Frankly, as one who frequently traverses Calgary’s downtown core, I’m far more worried about being approached by some upwardly mobile young business exec racing his mammoth SUV or sporty Boxster down 6th Avenue after consuming several beers after work than I am by the pathetic approaches of Melvin and his cronies.

As further evidence of the Grinch-like philosophies sweeping this region, I’m told new cafeteria workers at the Southern Alberta Institute of Technology are being asked to take a 35 per cent pay cut from $9.40 per hour to $5.91. It means they’d earn one cent more per hour than the minimum wage here in Ralph’s World.

I once earned $4.50 an hour for menial labor in Alberta. That was in 1974.

So thanks to the Grinches among us, it’s the homeless, mentally-ill, beggars and new immigrants who are too frequently taking the hits as this incredibly wealthy province remains obsessed with eliminating debt.

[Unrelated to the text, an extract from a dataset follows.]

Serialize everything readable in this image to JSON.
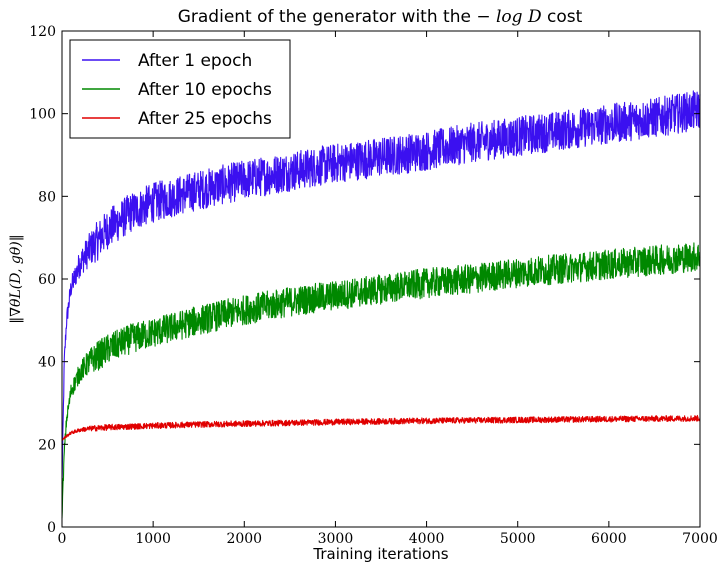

To which I say: shame on a government perpetuating a culture that panders to the whims of those at the top of corporate pyramid schemes! And shame on every Albertan, especially Christians, for allowing such a culture to thrive uncontested!

We learn many valuable truths from the Christ of Christmas. But at the core of the Bethlehem narrative is the shocking marvel of a highly privileged One who willingly surrendered more than anybody in this country will ever attain, to identify with the homeless, the outcasts and the nobodies.

I trust this Christmas will be a distinctive one for you and yours. Whatever else you do, invest in an honest effort this time ‘round to identify with the truly needy and get a taste of their world.

It’s not a question of what would Jesus do; that’s precisely what He did, beginning the night He arrived in Bethlehem.